Rose wondered why James had said she should try a séance herself. She hadn’t included her gloomy backstory in her dating profile, but he somehow seemed to guess it. When she pressed him on his remark, he shut down and retreated into his shell like a shy turtle.

Though he hadn’t texted her back in the past week, Evergreen ads made up for his silence, trying to ensnare her in their gimmicky marketing campaign to entice gullible believers. A decade of bizarre incidents fueled Evergreen’s rise, most recently including a Bostonian summer snowstorm, a bright-green streak in the night sky, and reports of flying fish (either cod or bass, Rose couldn’t remember). But Rose had no interest in seeking Evergreen’s help. Despite her mother’s repeated pleas, Rose wouldn’t rely on traditional therapy or prayer to resolve her problems. Her cynicism extended to fraudulent magical remedies.
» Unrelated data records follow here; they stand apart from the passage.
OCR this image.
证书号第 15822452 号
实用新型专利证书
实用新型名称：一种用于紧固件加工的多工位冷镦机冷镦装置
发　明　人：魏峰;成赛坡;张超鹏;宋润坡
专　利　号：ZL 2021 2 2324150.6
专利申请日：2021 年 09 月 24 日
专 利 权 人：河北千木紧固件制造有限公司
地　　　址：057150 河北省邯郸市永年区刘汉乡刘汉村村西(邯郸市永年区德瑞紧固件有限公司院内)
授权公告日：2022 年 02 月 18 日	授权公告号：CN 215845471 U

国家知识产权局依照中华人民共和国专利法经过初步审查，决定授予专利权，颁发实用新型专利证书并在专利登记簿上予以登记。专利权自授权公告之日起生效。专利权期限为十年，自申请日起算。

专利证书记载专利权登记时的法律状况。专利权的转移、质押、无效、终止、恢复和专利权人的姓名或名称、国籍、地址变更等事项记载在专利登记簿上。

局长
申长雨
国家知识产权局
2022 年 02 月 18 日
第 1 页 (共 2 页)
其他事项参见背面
She stared at her computer, eyes boring a hole through the presentation on the screen. It was part of a market-opportunity project she’d been working on. Though it was neither exciting nor challenging, she appreciated the chance to lose herself in it. She preferred thinking about financial metrics rather than her personal woes. It was why she craved a promotion; more challenging projects would afford better distraction. And more money wouldn’t hurt either.
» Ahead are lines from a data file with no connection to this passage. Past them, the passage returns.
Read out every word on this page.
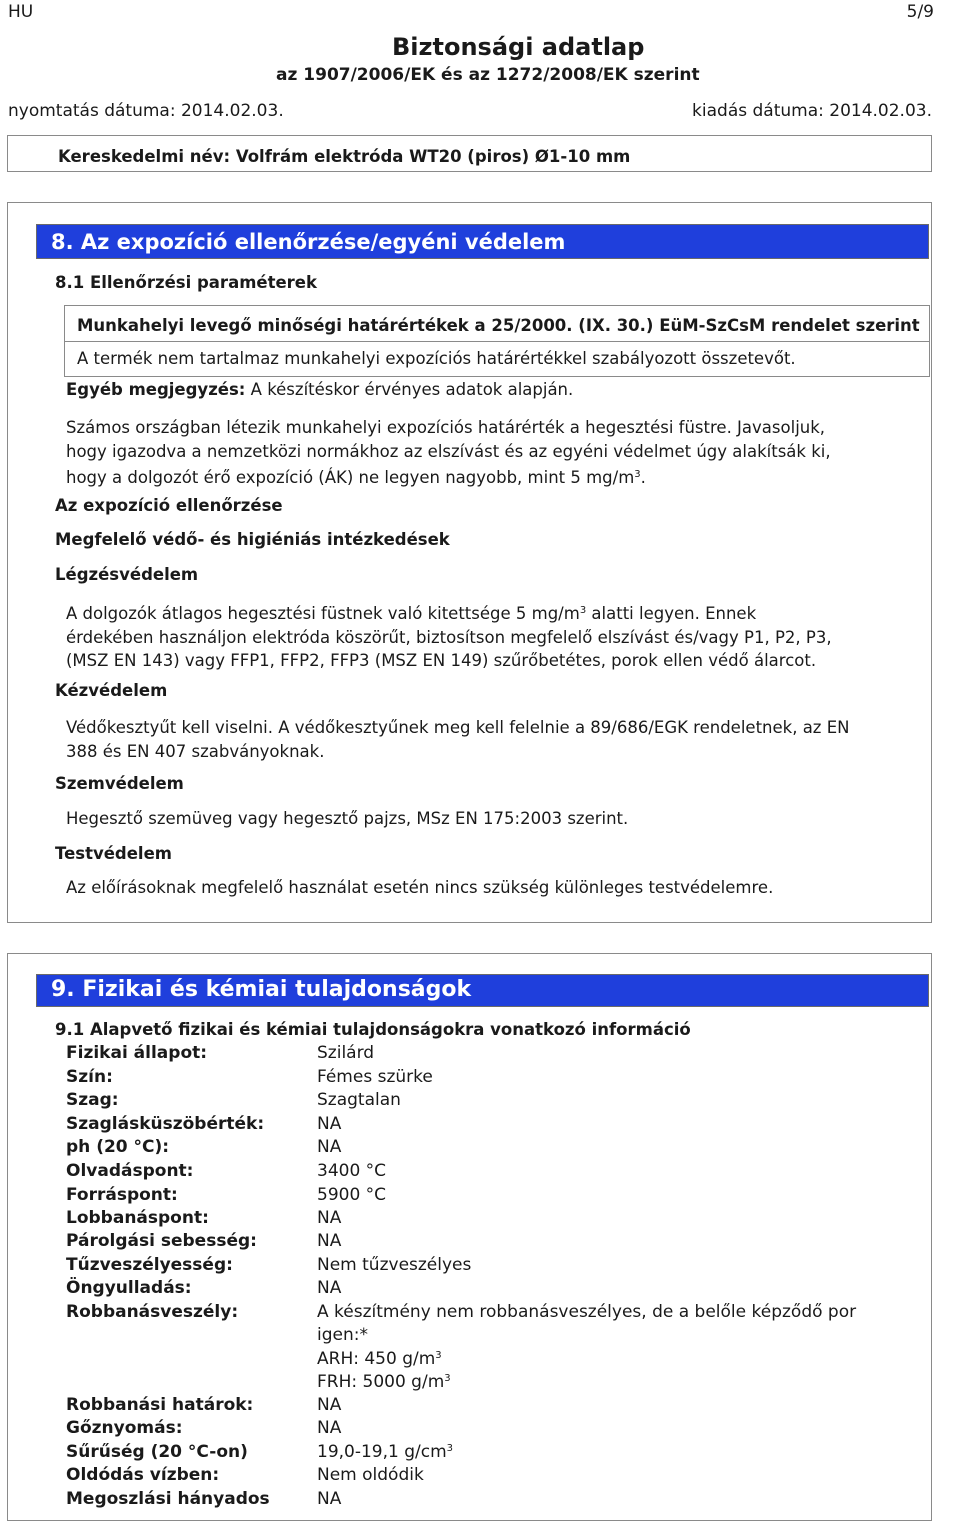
HU	5/9
Biztonsági adatlap
az 1907/2006/EK és az 1272/2008/EK szerint
nyomtatás dátuma: 2014.02.03.	kiadás dátuma: 2014.02.03.
Kereskedelmi név: Volfrám elektróda WT20 (piros) Ø1-10 mm
8. Az expozíció ellenőrzése/egyéni védelem
8.1 Ellenőrzési paraméterek
Munkahelyi levegő minőségi határértékek a 25/2000. (IX. 30.) EüM-SzCsM rendelet szerint
A termék nem tartalmaz munkahelyi expozíciós határértékkel szabályozott összetevőt.
Egyéb megjegyzés: A készítéskor érvényes adatok alapján.
Számos országban létezik munkahelyi expozíciós határérték a hegesztési füstre. Javasoljuk,
hogy igazodva a nemzetközi normákhoz az elszívást és az egyéni védelmet úgy alakítsák ki,
hogy a dolgozót érő expozíció (ÁK) ne legyen nagyobb, mint 5 $mg/m^3$.
Az expozíció ellenőrzése
Megfelelő védő- és higiéniás intézkedések
Légzésvédelem
A dolgozók átlagos hegesztési füstnek való kitettsége 5 $mg/m^3$ alatti legyen. Ennek
érdekében használjon elektróda köszörűt, biztosítson megfelelő elszívást és/vagy P1, P2, P3,
(MSZ EN 143) vagy FFP1, FFP2, FFP3 (MSZ EN 149) szűrőbetétes, porok ellen védő álarcot.
Kézvédelem
Védőkesztyűt kell viselni. A védőkesztyűnek meg kell felelnie a 89/686/EGK rendeletnek, az EN
388 és EN 407 szabványoknak.
Szemvédelem
Hegesztő szemüveg vagy hegesztő pajzs, MSz EN 175:2003 szerint.
Testvédelem
Az előírásoknak megfelelő használat esetén nincs szükség különleges testvédelemre.
9. Fizikai és kémiai tulajdonságok
9.1 Alapvető fizikai és kémiai tulajdonságokra vonatkozó információ
Fizikai állapot:	Szilárd
Szín:	Fémes szürke
Szag:	Szagtalan
Szaglásküszöbérték:	NA
ph (20 °C):	NA
Olvadáspont:	3400 °C
Forráspont:	5900 °C
Lobbanáspont:	NA
Párolgási sebesség:	NA
Tűzveszélyesség:	Nem tűzveszélyes
Öngyulladás:	NA
Robbanásveszély:	A készítmény nem robbanásveszélyes, de a belőle képződő por
igen:*
ARH: 450 $g/m^3$
FRH: 5000 $g/m^3$
Robbanási határok:	NA
Gőznyomás:	NA
Sűrűség (20 °C-on)	19,0-19,1 $g/cm^3$
Oldódás vízben:	Nem oldódik
Megoszlási hányados	NA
High-pitched laughter echoed about the cramped sixth floor. There had always been a distinct lack of humor inside the confines of Platinum Insurance Group, a corporation that only promised high premiums for customers and substandard wages for employees. It was strange to hear such mirth on a Monday morning within PIG’s walls. Rose poked her head around the cubicle wall and saw a little girl running down the hallway, ribbons flowing in her pigtailed hair. Rose couldn’t see the child’s face, but she didn’t need to. She squeezed her eyes shut, and when she opened them, the girl disappeared. Rose searched for the orange bottle in her purse and stealthily sneaked a pill, wondering if Lorazepam treated supernatural ailments. She stood up and wiped her sweaty palms on her black pants.

“Good luck with your review,” Harold said. “I’ll cross all my fingers, even though I don’t need to. That promotion has your name on it!”

“Thanks,” Rose grunted as she walked to her manager’s office. She passed the stairwell on her way, wondering if it might be easier to just fling herself down it. She’d no longer have to kill herself at work as a method for coping.